The energy systems group is working with the Central Lincoln People’s Utility District, Portland General Electric, and Pacific Power to research grid operation, planning, and analysis methods for improved resiliency.
Pushing the limits of Moore’s Law
Many scientists have been predicting that the death of Moore’s Law — that the number of transistors on an integrated circuit (IC) doubles each year — is imminent, but electrical and computer engineering doctoral student Kamesh Mullapudi is working to delay its demise.

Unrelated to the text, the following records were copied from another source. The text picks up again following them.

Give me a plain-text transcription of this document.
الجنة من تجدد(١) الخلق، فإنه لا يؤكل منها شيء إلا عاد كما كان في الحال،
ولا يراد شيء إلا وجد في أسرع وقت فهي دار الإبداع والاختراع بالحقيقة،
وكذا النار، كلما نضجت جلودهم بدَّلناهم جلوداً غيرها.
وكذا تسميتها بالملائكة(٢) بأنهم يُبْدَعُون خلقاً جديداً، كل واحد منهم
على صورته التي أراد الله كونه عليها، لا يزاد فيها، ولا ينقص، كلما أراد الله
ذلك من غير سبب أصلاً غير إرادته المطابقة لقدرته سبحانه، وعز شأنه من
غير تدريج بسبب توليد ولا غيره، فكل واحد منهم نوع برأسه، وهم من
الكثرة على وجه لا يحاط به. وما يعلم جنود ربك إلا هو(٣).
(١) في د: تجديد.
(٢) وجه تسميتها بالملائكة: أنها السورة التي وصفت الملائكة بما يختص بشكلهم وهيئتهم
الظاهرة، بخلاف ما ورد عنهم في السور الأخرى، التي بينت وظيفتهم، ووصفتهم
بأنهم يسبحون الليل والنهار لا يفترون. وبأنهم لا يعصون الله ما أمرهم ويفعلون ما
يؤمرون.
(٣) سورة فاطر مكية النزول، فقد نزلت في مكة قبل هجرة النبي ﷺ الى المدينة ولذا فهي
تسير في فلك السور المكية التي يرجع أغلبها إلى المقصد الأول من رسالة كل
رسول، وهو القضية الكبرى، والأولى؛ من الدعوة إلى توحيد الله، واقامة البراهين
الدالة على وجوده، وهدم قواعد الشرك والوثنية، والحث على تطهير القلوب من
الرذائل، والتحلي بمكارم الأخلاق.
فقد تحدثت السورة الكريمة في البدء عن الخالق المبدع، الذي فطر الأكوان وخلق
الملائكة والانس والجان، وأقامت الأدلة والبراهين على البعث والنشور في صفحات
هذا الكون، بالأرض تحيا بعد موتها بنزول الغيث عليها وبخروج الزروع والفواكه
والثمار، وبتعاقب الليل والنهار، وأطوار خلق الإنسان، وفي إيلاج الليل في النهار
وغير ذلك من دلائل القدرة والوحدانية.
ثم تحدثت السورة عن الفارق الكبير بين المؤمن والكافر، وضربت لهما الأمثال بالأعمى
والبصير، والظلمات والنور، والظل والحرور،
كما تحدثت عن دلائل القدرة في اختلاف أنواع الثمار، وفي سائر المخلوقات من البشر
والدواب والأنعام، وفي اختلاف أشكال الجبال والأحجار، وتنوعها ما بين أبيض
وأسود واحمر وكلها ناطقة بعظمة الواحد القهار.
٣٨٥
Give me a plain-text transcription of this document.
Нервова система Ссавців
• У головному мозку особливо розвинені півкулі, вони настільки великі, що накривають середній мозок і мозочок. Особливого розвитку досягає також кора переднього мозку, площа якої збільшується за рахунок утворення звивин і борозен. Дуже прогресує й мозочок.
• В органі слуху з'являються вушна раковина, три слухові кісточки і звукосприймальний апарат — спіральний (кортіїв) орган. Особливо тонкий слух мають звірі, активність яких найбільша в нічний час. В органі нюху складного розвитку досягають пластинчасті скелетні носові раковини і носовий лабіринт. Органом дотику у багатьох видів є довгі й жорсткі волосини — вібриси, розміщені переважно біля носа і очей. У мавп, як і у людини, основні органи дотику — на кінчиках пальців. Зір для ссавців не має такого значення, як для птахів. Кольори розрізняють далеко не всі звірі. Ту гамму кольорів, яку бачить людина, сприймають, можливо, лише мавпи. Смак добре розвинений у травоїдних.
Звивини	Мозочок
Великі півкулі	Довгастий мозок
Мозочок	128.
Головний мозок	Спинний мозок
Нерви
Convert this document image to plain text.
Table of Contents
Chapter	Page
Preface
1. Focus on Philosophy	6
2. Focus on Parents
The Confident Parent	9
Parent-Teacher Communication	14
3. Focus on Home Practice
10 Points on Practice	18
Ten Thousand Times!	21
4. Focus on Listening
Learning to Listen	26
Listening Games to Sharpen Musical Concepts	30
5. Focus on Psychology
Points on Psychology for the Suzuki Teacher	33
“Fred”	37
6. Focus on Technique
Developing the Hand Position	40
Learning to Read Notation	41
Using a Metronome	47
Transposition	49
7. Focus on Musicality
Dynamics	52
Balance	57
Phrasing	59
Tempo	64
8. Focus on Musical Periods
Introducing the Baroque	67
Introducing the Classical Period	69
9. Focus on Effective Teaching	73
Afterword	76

IC manufacturers are currently working on developing and producing 10-nanometer node transistors. These transistors — some of them just 50 atomic layers across — are so small that finding defects on chips is challenging. Optical and electron microscopy techniques currently being used to detect defects, are inadequate and impractical for transistors that make up the latest microprocessors. Magnetic resonance can detect defects on this scale, but the giant magnets required are not practical and expensive.
To overcome these obstacles, Mullapudi is working with John Conley, a professor of electrical and computer engineering, on using low-field electrically detected magnetic resonance (LFEDMR) that uses small magnets and is extremely sensitive. This technology can help pinpoint not only which chips are defective on a wafer, but can help identify the cause of a particular defect.
In the chip manufacturing business, yield loss (the number of defective chips on a wafer) is costly.
“We’re working with Intel to develop the LFEDMR technique to a scale that is implementable in industry and ultimately increase their yield and profitability,” Mullapudi said.